A randomized phase II trial evaluating both DCDS4501A and DCDT2980S in combination with rituximab for relapsed or refractory B-cell NHL is currently enrolling. This trial is designed to enroll up to 120 patients at 40 clinical sites in North America and Europe. For more information about the trial, visit www.clinicaltrials.gov.
About Seattle Genetics
Seattle Genetics is a biotechnology company focused on the development and commercialization of monoclonal antibody-based therapies for the treatment of cancer. The U.S. Food and Drug Administration granted accelerated approval of ADCETRIS in August 2011 for two indications. ADCETRIS is being developed in collaboration with Millennium: The Takeda Oncology Company. In addition, Seattle Genetics has three other clinical-stage ADC programs: SGN-75, ASG-5ME and ASG-22ME. Seattle Genetics has collaborations for its ADC technology with a number of leading biotechnology and pharmaceutical companies, including Abbott, Agensys (an affiliate of Astellas), Bayer, Celldex Therapeutics, Daiichi Sankyo, Genentech, GlaxoSmithKline, Millennium, Pfizer and Progenics, as well as ADC co-development agreements with Agensys and Genmab. More information can be found at www.seattlegenetics.com.
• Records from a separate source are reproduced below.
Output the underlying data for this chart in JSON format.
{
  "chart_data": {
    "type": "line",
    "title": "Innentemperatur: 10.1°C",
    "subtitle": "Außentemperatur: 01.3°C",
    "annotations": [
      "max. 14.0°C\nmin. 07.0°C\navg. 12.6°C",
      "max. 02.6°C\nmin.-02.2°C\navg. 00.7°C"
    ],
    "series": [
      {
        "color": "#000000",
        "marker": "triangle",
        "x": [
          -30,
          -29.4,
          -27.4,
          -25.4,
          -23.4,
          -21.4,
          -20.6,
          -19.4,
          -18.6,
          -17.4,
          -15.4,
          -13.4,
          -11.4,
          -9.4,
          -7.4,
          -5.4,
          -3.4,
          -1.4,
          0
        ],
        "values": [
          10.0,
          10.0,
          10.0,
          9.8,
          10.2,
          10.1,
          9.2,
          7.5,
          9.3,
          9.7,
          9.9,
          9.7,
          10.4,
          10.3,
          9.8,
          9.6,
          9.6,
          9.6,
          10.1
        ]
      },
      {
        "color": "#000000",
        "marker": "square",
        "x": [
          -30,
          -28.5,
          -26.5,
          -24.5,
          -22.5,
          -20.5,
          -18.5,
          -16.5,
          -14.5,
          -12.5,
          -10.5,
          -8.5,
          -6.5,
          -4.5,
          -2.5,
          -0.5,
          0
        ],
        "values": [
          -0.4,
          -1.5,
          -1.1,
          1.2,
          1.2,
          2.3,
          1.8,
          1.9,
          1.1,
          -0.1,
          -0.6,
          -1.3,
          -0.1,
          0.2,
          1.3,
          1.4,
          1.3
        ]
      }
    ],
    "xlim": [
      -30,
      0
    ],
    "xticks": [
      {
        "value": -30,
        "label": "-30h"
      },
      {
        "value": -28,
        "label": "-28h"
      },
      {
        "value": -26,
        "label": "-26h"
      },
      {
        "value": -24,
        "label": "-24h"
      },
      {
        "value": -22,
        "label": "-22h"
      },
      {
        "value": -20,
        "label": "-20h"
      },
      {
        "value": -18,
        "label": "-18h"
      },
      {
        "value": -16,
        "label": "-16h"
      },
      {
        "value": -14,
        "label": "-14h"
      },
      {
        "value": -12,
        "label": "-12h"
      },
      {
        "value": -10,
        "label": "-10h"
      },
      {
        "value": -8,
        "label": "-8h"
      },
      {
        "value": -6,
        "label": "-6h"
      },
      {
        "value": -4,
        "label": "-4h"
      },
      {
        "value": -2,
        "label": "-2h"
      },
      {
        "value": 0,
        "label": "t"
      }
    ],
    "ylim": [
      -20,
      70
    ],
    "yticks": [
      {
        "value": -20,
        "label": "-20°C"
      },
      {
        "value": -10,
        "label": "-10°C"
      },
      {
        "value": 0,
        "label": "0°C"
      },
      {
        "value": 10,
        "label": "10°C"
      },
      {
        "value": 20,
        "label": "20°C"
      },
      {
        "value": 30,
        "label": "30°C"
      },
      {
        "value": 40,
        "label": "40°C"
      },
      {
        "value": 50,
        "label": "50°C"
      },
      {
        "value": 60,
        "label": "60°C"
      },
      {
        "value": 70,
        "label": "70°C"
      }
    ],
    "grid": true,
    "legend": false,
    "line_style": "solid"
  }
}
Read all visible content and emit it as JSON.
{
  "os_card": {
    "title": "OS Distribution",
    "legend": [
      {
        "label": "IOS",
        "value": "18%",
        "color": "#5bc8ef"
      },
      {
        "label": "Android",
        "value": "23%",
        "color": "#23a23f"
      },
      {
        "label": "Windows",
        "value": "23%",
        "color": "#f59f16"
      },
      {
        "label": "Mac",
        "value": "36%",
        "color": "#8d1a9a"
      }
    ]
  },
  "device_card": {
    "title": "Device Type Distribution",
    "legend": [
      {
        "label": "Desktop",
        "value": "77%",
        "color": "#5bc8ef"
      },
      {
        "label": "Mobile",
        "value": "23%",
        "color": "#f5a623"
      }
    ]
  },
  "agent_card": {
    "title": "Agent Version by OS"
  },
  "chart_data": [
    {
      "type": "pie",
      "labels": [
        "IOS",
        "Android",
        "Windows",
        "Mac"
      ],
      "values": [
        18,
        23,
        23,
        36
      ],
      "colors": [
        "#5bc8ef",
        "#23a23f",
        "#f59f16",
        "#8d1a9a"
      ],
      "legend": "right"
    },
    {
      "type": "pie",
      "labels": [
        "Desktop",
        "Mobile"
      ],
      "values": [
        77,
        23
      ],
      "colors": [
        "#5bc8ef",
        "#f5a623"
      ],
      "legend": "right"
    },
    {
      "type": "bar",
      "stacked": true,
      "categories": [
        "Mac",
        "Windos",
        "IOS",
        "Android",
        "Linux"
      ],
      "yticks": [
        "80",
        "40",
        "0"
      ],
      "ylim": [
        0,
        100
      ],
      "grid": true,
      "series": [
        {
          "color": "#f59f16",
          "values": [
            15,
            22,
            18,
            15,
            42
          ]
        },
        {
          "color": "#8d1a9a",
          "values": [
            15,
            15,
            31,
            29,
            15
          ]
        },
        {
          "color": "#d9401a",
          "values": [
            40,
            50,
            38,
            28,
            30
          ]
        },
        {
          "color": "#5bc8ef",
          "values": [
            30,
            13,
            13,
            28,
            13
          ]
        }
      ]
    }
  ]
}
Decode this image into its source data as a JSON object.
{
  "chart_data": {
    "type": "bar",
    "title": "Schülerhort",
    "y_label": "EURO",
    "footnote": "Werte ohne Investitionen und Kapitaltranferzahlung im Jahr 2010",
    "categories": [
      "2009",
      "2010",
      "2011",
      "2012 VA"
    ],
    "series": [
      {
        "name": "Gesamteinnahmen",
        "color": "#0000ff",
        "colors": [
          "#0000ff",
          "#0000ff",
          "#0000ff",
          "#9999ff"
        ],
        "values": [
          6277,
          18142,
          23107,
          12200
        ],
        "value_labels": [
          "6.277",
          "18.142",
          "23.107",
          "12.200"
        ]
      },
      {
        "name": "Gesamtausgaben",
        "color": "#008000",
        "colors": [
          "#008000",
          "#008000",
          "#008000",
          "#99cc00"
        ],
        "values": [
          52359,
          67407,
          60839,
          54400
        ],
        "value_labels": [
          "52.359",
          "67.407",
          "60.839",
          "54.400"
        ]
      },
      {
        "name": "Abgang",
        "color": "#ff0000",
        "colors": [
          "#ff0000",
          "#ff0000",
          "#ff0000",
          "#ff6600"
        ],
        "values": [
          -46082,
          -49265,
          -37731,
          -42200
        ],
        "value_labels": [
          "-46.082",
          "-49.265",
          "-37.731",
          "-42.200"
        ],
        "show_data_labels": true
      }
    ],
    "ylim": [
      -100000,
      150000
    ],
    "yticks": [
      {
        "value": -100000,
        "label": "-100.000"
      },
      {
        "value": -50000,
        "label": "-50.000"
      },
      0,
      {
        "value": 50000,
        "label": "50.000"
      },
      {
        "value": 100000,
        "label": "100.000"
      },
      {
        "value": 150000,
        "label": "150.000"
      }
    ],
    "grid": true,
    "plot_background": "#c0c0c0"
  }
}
Certain of the statements made in this press release are forward looking, such as those, among others, relating to the therapeutic potential of our collaborators ADCs. Actual results or developments may differ materially from those projected or implied in these forward-looking statements. Factors that may cause such a difference include the risk of adverse events as these ADCs advance in clinical trials. More information about the risks and uncertainties faced by Seattle Genetics is contained in the company’s 10-Q for the quarter ended September 30, 2012 filed with the Securities and Exchange Commission. Seattle Genetics disclaims any intention or obligation to update or revise any forward-looking statements, whether as a result of new information, future events or otherwise.